Puppetry Theory

Puppet staging and composition

By November 15, 2006 October 31st, 2014 No Comments

One of the most basic aspects of art and design is composition. There’s been a lot of chatter on animation blogs recently about it, so I thought it might fun to explore how composition applies to puppetry for film and TV.

Composition is essentially the act of combining and arranging forms in space to produce a harmonious whole. Composition can be used to control where the audience will look, when they will look there and for how long. Rather than go through the all fundamentals of composition here, if you’re unfamiliar with it I recommend reading this post on the ASIFA-Hollywood blog along with the links that it mentions.

Rather than pick on a bad puppet film or show (there are sadly a lot to choose from) I decided to show you this example from Mr. Meaty because it’s a great series, I just don’t think that it’s well served by this particular shot:

When you quickly glance at this screen capture, where do your eyes go? Mine are confused and sort of ping pong between the two characters on the left and the girl on the right. I don’t instinctively know where to look. Why it that?

I think that the problem is the composition of the shot; it isn’t well composed and has a number of problems:

The middle of the frame has a lot of foreground and background clutter, which splits it in half. On one side there are two puppets who are overlapping each other and on the other a puppet who’s face is mostly obscured by its hair. Almost everything in the shot is the same height and there’s also a lot of dead space at the top of the frame. I can imagine the work that went in to designing and building these puppets, the props and the set. They’re all fantastic, but the basic composition of the shot is selling all that hard work short.

Remember that this isn’t a bad scene, it’s just that the camera got put in a less than ideal place. One possible solution (a favourite trick of director Brad Bird) is to lower the horizon in the shot. By positioning the camera lower and tilting it up the horizon line will drop lower in the frame, everything will appear to be at a different height and the shot will have an overall sense of depth. An added bonus is that when the camera is tilted up it’s easier to for puppeteers to keep their heads out of the shot.

Whenever you’re staging scenes with puppets you want to make the scene as clean as possible. The shot can be very detailed, but it should always read clearly. Good composition helps you do that. With one glance at a shot the audience should be able to tell exactly what is going on in it. A trick I was taught in film school that you can use to test how clearly a scene reads is to switch off the audio when watching a scene. If you can still have an idea what’s going on with no sound the scene has been well-staged. If not then there are likely some problems.

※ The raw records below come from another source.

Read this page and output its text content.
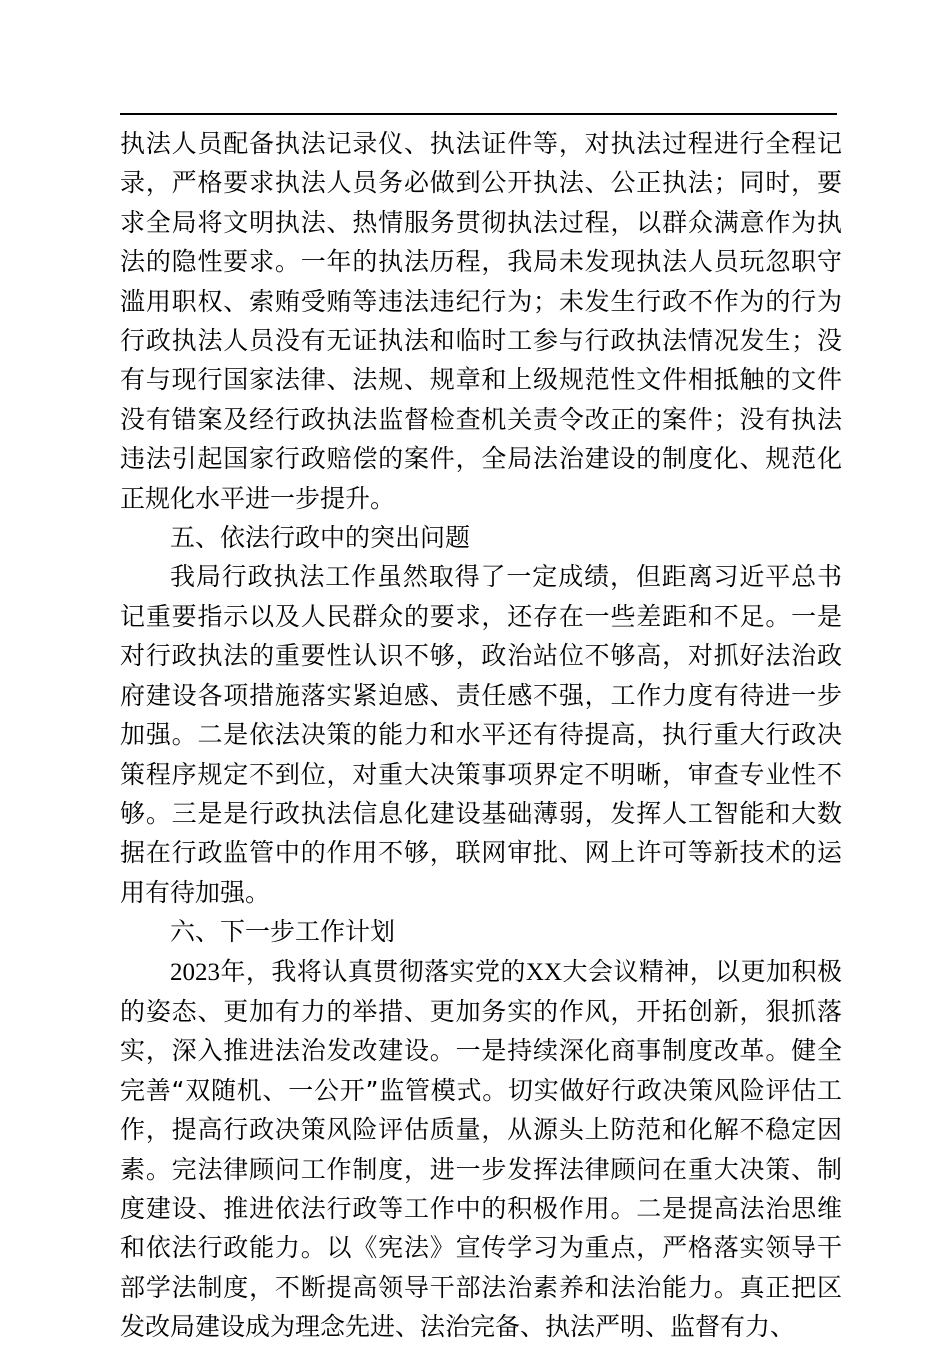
执法人员配备执法记录仪、执法证件等，对执法过程进行全程记录，严格要求执法人员务必做到公开执法、公正执法；同时，要求全局将文明执法、热情服务贯彻执法过程，以群众满意作为执法的隐性要求。一年的执法历程，我局未发现执法人员玩忽职守滥用职权、索贿受贿等违法违纪行为；未发生行政不作为的行为行政执法人员没有无证执法和临时工参与行政执法情况发生；没有与现行国家法律、法规、规章和上级规范性文件相抵触的文件没有错案及经行政执法监督检查机关责令改正的案件；没有执法违法引起国家行政赔偿的案件，全局法治建设的制度化、规范化正规化水平进一步提升。

五、依法行政中的突出问题

我局行政执法工作虽然取得了一定成绩，但距离习近平总书记重要指示以及人民群众的要求，还存在一些差距和不足。一是对行政执法的重要性认识不够，政治站位不够高，对抓好法治政府建设各项措施落实紧迫感、责任感不强，工作力度有待进一步加强。二是依法决策的能力和水平还有待提高，执行重大行政决策程序规定不到位，对重大决策事项界定不明晰，审查专业性不够。三是是行政执法信息化建设基础薄弱，发挥人工智能和大数据在行政监管中的作用不够，联网审批、网上许可等新技术的运用有待加强。

六、下一步工作计划

2023年，我将认真贯彻落实党的XX大会议精神，以更加积极的姿态、更加有力的举措、更加务实的作风，开拓创新，狠抓落实，深入推进法治发改建设。一是持续深化商事制度改革。健全完善“双随机、一公开”监管模式。切实做好行政决策风险评估工作，提高行政决策风险评估质量，从源头上防范和化解不稳定因素。完法律顾问工作制度，进一步发挥法律顾问在重大决策、制度建设、推进依法行政等工作中的积极作用。二是提高法治思维和依法行政能力。以《宪法》宣传学习为重点，严格落实领导干部学法制度，不断提高领导干部法治素养和法治能力。真正把区发改局建设成为理念先进、法治完备、执法严明、监督有力、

Now let’s look at the opening credits of another Canadian series, Wimzie’s House:

I’m not sure who directed the shots in the opening credits of this show, but they clearly knew what they were doing. The sequence starts with shots of several different characters. They are all nice and well-balanced with out being too tight or having too much dead space in the frame.

I especially like this one because it’s a dutch (tilted) angle, which makes it visually interesting.

It’s usually impossible to prevent characters from overlapping in a shot staged like this, but here they are all visible once they pop in to frame and can be clearly read by the audience.

Sometimes bad shots happen to well-directed shows. I think there’s way too much dead space in the top of the frame here, but I’m not sure how you could stage this differently to avoid it. Despite that, notice how the scene is kept clean without lots of distracting props and that door in the background is framed off-centre so it doesn’t split the frame in half. Even though it was less than ideal situation someone was clearly thinking a lot about this shot.

This is my favourite shot in the whole sequence. The shot is at an angle to make it dynamic and interesting, Wimzie (the main character) grabs our attention in the foreground while her pals come in the door in the background.

Another great shot. Seeing it in the opening credits out of it’s original context I’m not sure what they were trying to achieve with it, but notice how your eyes start out on Wimzie and then get drawn up the neck of the guitar. It’s an interesting shot with very sound composition.

Wide shots are a curse when you’re doing puppetry for film and television because you can usually only shoot puppets from the waist up. In a shot with multiple puppets working with a (standard television) 4:3 frame that creates lots of dead space at the top of the frame. One possible solution to that problem is to stage the action on two levels like they did here.

Another solution to prevent too much head space when lots of puppets have to be in a wide shot is to put the characters in the upper half of the frame and use a foreground objects like these couches to fill out the shot. I like how the couches are carefully positioned so that the viewer’s attention stays focused on the puppets. There is still a lot of dead space at the top of the frame, but that part of the set isn’t lit so the audience will likely just ignore it and focus on the puppets.

Wimzie is the star of the show so in the final shot of the sequence she’s letting us know by being right out in front here while the rest of the characters are in the background and inside the house.

These are just some random composition examples. You can pull both good and bad shots from almost every show. The important thing is that a good working knowledge of composition can help you make every shot better.

If you’re looking for some great tips on framing and composition from a master filmmaker you should download Brad Bird’s Notes on Composition (link goes to a .pdf file).

I also highly recommend the inexpensive book Setting Up Your Shots by Jeremy Vineyard.